4. Il résulte de tout ce qui précède, et sans qu’il soit besoin de se prononcer sur les autres moyens de la requête, que M. C est fondé à demander l’annulation de la décision portant refus de titre de séjour, ainsi que, par voie de conséquence, des décisions portant obligation de quitter le territoire français sans délai, fixant le pays de destination et portant interdiction de retour sur le territoire français pour une durée de trois ans.
Sur les conclusions aux fins d’injonction et d’astreinte :
5. L’exécution du présent jugement implique, dans les circonstances de l’espèce, d’enjoindre au préfet du Val-d’Oise de délivrer à M. C un titre de séjour portant la mention « vie privée et familiale » dans un délai de deux mois à compter de la notification du présent jugement, sans qu’il soit nécessaire d’assortir cette injonction d’une astreinte.

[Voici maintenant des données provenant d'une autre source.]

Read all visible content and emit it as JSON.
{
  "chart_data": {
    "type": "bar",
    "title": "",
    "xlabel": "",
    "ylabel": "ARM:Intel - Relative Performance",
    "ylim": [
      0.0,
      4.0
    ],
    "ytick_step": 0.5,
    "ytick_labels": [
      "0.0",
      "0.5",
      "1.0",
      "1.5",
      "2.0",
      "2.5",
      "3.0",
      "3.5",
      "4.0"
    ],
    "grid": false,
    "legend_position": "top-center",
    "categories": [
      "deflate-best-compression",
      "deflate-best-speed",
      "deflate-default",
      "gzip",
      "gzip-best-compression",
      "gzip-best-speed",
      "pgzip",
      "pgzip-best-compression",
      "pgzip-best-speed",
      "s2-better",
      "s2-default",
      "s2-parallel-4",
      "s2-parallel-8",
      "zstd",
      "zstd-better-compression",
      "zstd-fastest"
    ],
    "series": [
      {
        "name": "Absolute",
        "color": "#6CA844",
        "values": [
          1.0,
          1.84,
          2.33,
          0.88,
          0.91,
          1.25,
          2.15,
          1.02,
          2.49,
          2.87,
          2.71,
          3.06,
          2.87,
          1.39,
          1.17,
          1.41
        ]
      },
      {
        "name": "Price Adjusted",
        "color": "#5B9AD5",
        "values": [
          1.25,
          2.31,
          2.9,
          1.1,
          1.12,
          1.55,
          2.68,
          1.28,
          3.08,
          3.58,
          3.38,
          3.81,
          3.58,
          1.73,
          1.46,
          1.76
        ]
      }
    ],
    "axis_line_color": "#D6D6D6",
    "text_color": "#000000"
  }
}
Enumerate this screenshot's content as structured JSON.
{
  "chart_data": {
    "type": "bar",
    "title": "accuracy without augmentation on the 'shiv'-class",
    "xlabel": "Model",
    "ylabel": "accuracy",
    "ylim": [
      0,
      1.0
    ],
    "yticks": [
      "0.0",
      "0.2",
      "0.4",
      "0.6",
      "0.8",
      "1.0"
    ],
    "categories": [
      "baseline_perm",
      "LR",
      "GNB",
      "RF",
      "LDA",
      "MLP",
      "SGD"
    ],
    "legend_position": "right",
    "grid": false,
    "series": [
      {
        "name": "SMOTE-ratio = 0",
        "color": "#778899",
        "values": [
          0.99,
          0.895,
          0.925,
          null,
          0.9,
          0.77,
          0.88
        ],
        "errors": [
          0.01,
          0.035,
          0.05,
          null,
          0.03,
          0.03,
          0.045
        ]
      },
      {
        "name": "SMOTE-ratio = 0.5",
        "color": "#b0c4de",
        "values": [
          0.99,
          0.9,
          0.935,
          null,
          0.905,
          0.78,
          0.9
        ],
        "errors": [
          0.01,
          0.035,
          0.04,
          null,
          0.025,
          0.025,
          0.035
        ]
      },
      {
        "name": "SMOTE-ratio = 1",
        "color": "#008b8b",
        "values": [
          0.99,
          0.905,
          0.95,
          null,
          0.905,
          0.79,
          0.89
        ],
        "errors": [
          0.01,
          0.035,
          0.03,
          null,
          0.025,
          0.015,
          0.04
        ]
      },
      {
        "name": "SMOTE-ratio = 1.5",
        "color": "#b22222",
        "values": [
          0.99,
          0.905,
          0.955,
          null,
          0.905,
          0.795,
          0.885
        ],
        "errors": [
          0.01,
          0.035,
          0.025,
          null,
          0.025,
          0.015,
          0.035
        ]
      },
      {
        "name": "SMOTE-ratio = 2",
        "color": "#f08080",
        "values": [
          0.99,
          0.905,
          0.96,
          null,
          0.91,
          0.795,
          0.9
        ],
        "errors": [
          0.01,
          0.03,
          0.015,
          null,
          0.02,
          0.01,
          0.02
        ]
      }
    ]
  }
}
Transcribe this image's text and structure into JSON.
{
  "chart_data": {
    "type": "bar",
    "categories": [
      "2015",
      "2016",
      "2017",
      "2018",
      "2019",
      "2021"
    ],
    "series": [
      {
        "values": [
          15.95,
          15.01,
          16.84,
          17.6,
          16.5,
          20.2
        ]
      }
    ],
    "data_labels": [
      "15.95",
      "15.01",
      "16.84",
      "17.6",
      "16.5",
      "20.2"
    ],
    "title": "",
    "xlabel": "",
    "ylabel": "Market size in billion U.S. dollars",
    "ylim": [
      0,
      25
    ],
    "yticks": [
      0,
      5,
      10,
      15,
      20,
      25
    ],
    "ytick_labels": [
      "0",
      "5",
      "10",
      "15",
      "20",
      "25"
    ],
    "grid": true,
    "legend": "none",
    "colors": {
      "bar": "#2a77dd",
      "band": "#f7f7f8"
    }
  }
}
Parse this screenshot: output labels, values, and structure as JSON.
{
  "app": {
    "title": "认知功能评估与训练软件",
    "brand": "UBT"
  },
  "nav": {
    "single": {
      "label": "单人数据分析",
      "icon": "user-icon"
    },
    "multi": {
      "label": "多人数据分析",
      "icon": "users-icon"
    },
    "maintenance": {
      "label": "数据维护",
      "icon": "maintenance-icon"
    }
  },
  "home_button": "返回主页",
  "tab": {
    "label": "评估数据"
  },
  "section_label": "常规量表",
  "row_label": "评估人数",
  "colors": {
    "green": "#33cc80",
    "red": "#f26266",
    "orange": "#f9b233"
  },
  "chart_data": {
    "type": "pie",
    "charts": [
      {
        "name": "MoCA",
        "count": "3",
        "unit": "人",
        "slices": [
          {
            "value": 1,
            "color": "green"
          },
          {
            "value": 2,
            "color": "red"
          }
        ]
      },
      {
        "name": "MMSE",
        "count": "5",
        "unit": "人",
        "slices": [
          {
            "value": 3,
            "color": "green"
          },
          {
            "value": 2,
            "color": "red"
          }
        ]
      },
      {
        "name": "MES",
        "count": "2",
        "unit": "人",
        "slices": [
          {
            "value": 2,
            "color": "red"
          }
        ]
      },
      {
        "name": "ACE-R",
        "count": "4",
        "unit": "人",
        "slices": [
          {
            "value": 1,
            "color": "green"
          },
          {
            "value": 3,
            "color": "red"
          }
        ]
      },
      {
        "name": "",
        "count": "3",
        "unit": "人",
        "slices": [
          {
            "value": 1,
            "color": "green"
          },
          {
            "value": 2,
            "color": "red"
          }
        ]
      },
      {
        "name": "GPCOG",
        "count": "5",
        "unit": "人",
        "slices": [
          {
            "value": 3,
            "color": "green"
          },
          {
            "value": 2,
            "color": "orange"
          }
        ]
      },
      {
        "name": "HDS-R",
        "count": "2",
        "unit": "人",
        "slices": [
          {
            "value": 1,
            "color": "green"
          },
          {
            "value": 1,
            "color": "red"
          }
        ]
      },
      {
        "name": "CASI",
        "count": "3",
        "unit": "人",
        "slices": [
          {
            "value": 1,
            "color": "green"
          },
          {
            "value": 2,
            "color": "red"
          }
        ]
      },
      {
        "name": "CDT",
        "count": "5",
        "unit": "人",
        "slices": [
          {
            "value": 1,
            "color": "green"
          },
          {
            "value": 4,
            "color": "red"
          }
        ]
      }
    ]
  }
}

Sur les frais liés au litige :
6. Dans les circonstances de l’espèce, il y a lieu de mettre à la charge de l’État une somme 1 000 euros sur le fondement des dispositions de l’article L. 761-1 du code de justice administrative.
D É C I D E :
Article 1er : L’arrêté du préfet du Val-d’Oise en date du 18 juin 2024 est annulé en toutes ses dispositions.
Article 2 : Il est enjoint au préfet du Val-d’Oise de délivrer à M. C dans un délai de deux mois à compter de la notification du présent jugement un titre de séjour portant la mention « vie privée et familiale ».
Article 3 : L’État versera la somme de 1 000 euros à M. C sur le fondement des dispositions de l’article L. 761-1 du code de justice administrative.
Article 4 : Le surplus des conclusions de la requête de M. C est rejeté.
Article 5 : Le présent jugement sera notifié à M. B C et au préfet du Val-d’Oise.
Délibéré après l’audience du 15 mai 2025, à laquelle siégeaient :
M. d’Argenson, président,
M. Prost, premier conseiller,
M. Robert, premier conseiller.
Rendu public par mise à disposition au greffe le 5 juin 2025.
Le rapporteur,
signé
F.-X. ProstLe président,
signé
P.-H. d’ArgensonLa greffière,
signé
M. A
La République mande et ordonne au préfet du Val-d’Oise en ce qui le concerne, et à tous les commissaires de justice à ce requis en ce qui concerne les voies de droit commun contre les parties privées, de pourvoir à l’exécution de la présente décision.